A senior prosecutor outlining the facts in brief said Fowler, a mechanic, and Jackson, an accounting clerk, had met on a bus in 2020. He said Fowler would often see Jackson at her bus stop in Portmore awaiting transportation to work and would sometimes pick her up and take her to work in his private motor car. He said eventually this became the norm.
“For all intents and purposes, it seemed as just a courtesy that he was extending to Miss Jackson. He would sometimes even wait on her at the bus stop if he was passing and she had not yet arrived,” the court was told.
The prosecutor said prior to the date of Jackson’s disappearance Fowler had not transported her to work for two weeks as he had to be at work earlier than his usual time.
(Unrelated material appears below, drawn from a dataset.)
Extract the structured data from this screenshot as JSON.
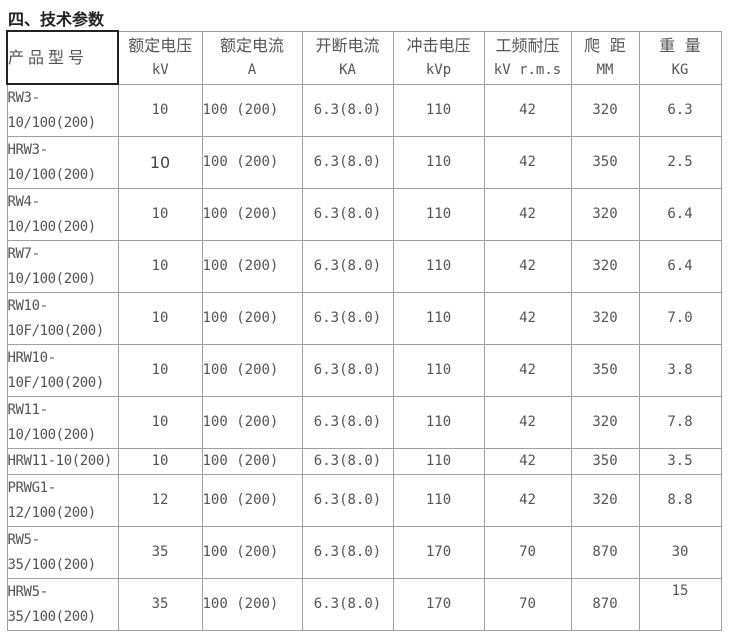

He said on the fateful day, Jackson left her residence sometime around 7:00 am and headed for her bus stop, which was recorded by closed circuit television cameras. A car matching the description of Fowler’s was seen in the vicinity at the time, according to a neighbour.
Fowler, by his own admission, said on the day in question he had picked up Jackson on Passage Fort Drive in Portmore. He said during the journey a disagreement developed between them over a promise he had made three weeks prior to give her money to buy something for her boyfriend’s birthday. He claimed he had reneged on the promise because he was under pressure at work and things had been hard for him.
He said the argument continued and he then turned his car around and told her to take a bus to work. Fowler claimed that he then parked the vehicle on the road to Caymanas, climbed from his seat to the back seat of the car, drew Jackson over and strangled her until he “saw froth coming from her mouth and she had stopped moving”.
He then drove the vehicle with her body to Forum Fishing Village where he bound the hands and feet and left the body in an abandoned building. About 7:30 that same evening he went back for the body, placed it in his vehicle and took it to Dyke Road where he left it in a ditch. The following morning he took her handbag to the market in Cross Roads, St Andrew, where he emptied the contents into a garbage bin.
When Jackson did not return home that evening a missing person report was made by her mother, who had also discovered that her daughter had not turned up for work.
Her decomposing body was discovered on the Dyke Road on March 26. Fowler was apprehended at his workplace that same day and taken into custody after Jackson’s mother named him as a possible suspect. Fowler gave a caution statement in the presence of an attorney, admitting to strangling the young woman. A medical examination revealed scratch marks on Fowler’s shoulders.
A post-mortem report said Jackson’s cause of death was neck compression and that the body had signs of blunt impact trauma. When Fowler’s home was searched, a handbag with personal items belonging to Jackson along with a chamois cloth with blood, duct tape, and rope were found, while a cardboard with blood stains was found in his car.
On Thursday, a now-heavily bearded and balding Fowler, his hairline flecked with grey — clad in a blue shirt, black short pants and black and white plastic slippers — sat inert in the dock, his hands clasped atop his knees, his eyes seemingly closed under deeply furrowed brows, for the duration of the hearing.
Fowler who pleaded guilty on March 8 this year is to be sentenced on May 4.